While the Court was satisfied with the decision making process of two of his three managers, it upheld the CFMEU’s claim, noting the consistently low scores attributed to Mr S for his “attitude” by the other manager, Mr F. The Court held that “Mr [F did not concentrate] as he should have… on [Mr S’s] performance as an employee and his attitude and manner more generally. Instead…Mr [F] was distracted from that course by his difficult relationship with Mr [S], which stemmed from his terse dealings with him as a CFMEU executive member”.
4: Same same, but different… there is a difference between the exercise of a workplace right and the impact of the exercise of a workplace right… for now
In a decision which could limit the scope of operation of the general protections regime, the Full Court of the Federal Court has held that adverse action is not taken against an employee if that employee is dismissed due to the impact on the employer of the employee exercising a workplace right, rather than due to the exercise of that workplace right itself.

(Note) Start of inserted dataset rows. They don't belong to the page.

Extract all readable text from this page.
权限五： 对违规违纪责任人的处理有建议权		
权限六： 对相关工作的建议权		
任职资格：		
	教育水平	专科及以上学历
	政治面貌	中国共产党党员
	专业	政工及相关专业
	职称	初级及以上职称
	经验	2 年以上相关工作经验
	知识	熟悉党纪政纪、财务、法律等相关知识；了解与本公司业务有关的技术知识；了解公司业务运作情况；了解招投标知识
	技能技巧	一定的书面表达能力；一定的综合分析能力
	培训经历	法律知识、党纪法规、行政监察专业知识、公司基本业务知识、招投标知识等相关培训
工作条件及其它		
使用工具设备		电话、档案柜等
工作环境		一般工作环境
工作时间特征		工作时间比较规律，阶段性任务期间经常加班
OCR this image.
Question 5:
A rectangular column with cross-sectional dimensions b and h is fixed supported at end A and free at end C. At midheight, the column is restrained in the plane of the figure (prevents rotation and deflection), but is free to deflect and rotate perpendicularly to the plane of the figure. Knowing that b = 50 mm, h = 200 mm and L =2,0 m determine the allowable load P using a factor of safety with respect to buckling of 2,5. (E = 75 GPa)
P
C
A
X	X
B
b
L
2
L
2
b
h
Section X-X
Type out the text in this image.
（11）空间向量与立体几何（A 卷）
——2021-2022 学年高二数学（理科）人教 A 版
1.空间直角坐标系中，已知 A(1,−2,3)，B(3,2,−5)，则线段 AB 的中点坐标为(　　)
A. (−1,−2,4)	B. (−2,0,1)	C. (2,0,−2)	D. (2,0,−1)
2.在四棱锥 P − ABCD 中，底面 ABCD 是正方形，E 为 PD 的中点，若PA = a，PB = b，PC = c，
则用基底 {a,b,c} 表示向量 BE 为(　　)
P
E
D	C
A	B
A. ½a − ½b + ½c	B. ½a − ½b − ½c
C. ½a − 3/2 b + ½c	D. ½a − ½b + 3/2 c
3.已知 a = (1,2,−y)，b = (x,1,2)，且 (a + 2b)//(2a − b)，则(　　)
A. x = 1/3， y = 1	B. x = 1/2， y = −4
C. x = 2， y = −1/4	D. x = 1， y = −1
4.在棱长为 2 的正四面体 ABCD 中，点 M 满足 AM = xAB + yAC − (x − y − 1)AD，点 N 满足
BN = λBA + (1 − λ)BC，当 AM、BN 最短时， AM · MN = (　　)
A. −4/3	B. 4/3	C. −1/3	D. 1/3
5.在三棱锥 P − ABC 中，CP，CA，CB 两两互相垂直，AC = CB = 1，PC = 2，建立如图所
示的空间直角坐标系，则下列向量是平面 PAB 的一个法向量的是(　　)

That case involved an employee, Mr M, being moved from a weekend to weekday roster after failing to present for weekend shifts due to illness (the “First Decision”). After some months, Mr M was moved back to weekend shifts, on the condition that he agree to provide a medical certificate for future absences due to illness. Following a subsequent absence, Mr M failed to provide a medical certificate, and was moved back to weekday shifts (the “Second Decision”).
By majority, the Full Court of the Federal Court held that neither of the Decisions contravened the general protections regime. Highlighting the importance of the “subjective reasons for action of the decision-maker”, the majority upheld the original finding that:
- the First Decision was made because of the “lack of predictability” in Mr M’s attendance on weekend shifts;5 and
- the Second Decision was made because Mr M failed to notify his absence in accordance with the agreement and, taking into account Mr M’s history, the employer had reason to doubt that his absence was due to illness.
The Court accepted that, in making the Decisions, the employer was concerned only with the implications of Mr M’s absences, rather than his right to be absent from work on personal leave.
The distinction between the impact and exercise of a workplace right is complex and evolving. We will be following its development with interest, particularly given the CFMEU is seeking to appeal this decision in the High Court.
If the distinction is ultimately upheld, employers may be able to successfully defend a general protections claim despite:
- the employee exercising a workplace right; and
- adverse action having being taken,
if the employee’s exercise of that right negatively impacts the business and that impact is the subjective reason for the adverse action being taken.